Protocol Buffers does not specify a method of framing the messages for transmission. This is something that must be provided by the library user, as there is no one-size-fits-all solution. Typical needs for a framing format are to:

  1. Encode the message length.
  2. Encode the message type.
  3. Perform any synchronization and error checking that may be needed depending on application.

For example UDP packets already fullfill all the requirements, and TCP streams typically only need a way to identify the message length and type. Lower level interfaces such as serial ports may need a more robust frame format, such as HDLC (high-level data link control).

Nanopb provides a few helpers to facilitate implementing framing formats:

  1. Functions pb_encode_delimited and pb_decode_delimited prefix the message data with a varint-encoded length.
  2. Union messages and oneofs are supported in order to implement top-level container messages.
  3. Message IDs can be specified using the (nanopb_msgopt).msgid option and can then be accessed from the header.

Return values and error handling

Most functions in nanopb return bool: true means success, false means failure. There is also some support for error messages for debugging purposes: the error messages go in stream->errmsg.

The error messages help in guessing what is the underlying cause of the error.

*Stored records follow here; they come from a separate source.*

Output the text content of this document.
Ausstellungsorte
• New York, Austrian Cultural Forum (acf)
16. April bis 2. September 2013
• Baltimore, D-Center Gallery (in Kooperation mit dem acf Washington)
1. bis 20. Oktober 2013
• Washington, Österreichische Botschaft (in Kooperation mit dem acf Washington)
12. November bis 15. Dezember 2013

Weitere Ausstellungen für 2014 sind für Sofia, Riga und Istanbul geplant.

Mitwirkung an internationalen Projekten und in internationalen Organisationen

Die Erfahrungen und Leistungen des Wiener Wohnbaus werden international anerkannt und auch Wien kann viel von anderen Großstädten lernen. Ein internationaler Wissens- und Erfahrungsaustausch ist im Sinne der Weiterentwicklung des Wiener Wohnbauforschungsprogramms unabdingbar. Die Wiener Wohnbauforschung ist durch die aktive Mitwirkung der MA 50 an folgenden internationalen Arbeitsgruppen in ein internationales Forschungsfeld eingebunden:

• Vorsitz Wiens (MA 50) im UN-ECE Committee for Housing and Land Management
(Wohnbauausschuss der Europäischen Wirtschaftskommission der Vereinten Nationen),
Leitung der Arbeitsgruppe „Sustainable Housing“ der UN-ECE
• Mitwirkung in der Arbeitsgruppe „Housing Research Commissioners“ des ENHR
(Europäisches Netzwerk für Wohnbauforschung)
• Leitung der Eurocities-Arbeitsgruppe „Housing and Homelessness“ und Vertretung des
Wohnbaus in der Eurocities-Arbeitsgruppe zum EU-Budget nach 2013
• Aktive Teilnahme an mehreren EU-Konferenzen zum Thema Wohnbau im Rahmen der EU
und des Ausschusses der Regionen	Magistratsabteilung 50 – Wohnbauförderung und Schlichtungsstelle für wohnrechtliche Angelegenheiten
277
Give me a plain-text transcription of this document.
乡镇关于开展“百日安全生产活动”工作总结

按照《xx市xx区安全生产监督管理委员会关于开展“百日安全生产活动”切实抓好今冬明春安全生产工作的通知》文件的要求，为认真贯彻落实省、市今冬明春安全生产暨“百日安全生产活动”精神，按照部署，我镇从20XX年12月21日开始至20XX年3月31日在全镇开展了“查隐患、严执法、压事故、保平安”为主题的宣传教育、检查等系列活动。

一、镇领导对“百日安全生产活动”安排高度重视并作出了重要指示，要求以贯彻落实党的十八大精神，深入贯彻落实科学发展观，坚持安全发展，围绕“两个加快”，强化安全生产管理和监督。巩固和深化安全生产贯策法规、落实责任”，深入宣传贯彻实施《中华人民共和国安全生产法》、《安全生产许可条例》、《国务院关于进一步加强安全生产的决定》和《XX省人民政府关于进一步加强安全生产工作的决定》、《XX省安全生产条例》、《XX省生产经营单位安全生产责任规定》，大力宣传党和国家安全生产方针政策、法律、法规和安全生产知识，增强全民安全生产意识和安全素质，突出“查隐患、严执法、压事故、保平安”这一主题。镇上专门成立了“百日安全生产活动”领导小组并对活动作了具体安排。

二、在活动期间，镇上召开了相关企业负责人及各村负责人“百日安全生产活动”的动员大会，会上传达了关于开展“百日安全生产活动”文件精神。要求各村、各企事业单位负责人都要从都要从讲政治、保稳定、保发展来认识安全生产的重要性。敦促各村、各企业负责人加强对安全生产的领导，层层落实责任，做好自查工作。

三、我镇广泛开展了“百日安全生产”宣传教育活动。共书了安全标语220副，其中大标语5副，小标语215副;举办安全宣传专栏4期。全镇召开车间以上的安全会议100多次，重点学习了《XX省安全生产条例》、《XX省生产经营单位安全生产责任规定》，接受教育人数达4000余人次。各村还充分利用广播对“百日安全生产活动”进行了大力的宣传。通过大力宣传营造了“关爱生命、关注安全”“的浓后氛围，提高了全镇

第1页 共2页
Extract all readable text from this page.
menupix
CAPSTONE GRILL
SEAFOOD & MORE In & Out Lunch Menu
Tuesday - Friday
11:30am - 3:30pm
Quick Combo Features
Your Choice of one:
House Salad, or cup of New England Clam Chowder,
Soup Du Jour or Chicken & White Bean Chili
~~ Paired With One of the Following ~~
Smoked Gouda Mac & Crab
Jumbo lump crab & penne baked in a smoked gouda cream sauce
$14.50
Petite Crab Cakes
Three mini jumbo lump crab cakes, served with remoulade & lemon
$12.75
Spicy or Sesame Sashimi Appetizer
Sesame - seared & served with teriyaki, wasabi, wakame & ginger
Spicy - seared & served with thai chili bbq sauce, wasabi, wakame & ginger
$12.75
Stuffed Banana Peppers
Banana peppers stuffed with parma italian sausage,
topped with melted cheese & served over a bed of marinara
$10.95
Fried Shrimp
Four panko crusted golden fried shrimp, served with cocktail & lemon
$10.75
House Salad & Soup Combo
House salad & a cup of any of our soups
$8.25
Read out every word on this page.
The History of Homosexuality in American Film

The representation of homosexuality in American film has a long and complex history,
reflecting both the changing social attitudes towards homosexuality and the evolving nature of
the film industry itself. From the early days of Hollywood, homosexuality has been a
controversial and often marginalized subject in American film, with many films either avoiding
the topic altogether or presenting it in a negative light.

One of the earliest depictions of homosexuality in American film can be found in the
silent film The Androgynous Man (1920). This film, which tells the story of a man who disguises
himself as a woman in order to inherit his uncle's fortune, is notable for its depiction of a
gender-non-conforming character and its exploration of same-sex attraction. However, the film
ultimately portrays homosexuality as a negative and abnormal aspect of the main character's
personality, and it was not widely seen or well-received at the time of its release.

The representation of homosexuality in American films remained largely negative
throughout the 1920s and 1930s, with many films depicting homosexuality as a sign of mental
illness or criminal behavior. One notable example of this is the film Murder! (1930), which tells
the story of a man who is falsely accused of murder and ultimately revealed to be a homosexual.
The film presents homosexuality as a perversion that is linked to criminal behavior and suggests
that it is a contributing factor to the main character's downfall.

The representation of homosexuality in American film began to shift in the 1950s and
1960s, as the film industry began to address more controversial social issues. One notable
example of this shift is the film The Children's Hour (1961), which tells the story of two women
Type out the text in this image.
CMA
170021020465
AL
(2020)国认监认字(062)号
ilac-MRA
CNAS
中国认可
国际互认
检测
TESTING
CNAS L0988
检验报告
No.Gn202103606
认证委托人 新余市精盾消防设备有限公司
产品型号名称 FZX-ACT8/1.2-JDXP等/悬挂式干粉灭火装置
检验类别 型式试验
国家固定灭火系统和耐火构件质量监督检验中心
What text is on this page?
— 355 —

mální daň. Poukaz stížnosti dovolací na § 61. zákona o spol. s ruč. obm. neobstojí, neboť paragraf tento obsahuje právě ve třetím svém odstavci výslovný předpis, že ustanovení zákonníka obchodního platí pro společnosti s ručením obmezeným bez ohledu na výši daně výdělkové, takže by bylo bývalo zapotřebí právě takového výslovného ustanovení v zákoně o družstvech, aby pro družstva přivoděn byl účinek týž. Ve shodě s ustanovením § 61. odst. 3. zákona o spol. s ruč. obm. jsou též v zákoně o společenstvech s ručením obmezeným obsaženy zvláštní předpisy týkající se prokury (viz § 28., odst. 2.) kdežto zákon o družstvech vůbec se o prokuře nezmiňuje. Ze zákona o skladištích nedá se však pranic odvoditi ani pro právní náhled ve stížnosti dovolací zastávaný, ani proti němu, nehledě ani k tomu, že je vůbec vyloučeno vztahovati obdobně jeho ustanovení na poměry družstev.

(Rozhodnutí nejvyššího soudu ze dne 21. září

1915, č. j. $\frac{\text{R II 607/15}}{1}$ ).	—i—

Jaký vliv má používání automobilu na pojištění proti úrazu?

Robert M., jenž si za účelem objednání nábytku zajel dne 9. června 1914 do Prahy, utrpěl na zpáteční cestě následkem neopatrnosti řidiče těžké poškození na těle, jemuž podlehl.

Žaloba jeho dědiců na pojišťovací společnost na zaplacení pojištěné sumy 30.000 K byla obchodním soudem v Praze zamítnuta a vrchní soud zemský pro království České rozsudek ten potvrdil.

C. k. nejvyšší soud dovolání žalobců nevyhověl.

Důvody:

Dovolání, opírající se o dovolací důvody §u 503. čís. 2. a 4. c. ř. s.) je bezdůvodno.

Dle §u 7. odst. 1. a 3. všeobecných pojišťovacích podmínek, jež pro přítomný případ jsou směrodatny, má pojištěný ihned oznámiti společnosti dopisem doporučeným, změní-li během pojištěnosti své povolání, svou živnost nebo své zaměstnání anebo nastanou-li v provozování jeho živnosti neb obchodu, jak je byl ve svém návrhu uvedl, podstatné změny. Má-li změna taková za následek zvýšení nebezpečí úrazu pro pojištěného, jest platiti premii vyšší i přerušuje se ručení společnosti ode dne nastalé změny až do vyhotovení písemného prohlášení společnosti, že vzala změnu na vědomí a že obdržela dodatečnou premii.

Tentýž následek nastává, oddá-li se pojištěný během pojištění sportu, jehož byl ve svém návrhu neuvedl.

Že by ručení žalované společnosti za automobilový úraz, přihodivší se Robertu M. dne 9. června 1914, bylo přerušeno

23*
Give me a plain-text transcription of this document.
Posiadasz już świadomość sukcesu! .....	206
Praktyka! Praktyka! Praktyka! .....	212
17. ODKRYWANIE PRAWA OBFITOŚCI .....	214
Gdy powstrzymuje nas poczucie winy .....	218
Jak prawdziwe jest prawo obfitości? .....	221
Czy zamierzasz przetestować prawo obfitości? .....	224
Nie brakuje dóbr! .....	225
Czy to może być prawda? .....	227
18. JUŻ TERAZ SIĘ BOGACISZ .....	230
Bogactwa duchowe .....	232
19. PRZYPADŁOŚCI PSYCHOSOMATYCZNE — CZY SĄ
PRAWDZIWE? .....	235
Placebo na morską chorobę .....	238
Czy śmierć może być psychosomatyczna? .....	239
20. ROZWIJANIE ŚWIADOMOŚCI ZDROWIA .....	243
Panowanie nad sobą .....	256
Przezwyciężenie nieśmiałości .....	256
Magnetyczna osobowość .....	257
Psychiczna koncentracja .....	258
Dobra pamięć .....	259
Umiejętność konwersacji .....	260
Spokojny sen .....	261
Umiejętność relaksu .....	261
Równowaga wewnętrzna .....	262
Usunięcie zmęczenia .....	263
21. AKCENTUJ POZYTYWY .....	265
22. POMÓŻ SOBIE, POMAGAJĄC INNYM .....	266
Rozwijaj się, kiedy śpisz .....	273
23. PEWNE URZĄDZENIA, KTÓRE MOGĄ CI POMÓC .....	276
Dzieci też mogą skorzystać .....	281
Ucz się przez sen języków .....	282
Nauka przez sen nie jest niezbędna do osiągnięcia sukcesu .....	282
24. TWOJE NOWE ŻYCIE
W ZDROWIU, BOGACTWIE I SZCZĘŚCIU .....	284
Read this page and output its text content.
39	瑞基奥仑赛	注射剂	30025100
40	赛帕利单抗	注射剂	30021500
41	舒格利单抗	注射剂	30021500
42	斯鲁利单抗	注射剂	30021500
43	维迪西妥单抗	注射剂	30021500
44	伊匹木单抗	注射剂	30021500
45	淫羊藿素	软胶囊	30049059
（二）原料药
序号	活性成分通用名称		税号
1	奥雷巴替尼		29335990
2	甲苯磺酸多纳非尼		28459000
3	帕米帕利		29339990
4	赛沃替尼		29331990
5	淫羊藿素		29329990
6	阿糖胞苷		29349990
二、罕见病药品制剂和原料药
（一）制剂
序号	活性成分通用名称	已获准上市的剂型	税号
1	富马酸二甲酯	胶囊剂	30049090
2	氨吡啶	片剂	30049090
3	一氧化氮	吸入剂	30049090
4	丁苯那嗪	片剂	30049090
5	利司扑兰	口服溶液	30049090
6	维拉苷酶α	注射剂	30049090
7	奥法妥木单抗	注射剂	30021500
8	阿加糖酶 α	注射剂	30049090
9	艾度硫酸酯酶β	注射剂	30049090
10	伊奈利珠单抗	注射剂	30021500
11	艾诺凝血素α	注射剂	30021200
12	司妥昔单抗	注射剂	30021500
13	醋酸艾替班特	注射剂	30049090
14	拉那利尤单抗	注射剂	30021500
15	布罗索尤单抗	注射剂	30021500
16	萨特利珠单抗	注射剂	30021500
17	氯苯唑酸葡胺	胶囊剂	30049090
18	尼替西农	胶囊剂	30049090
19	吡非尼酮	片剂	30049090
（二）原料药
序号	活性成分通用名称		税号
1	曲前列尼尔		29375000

The most common error conditions are:

  1. Running out of memory, i.e. stack overflow.
  2. Invalid field descriptors (would usually mean a bug in the generator).
  3. IO errors in your own stream callbacks.
  4. Errors that happen in your callback functions.
  5. Exceeding the max_size or bytes_left of a stream.
  6. Exceeding the max_size/max_count of a string or array field
  7. Invalid protocol buffers binary message.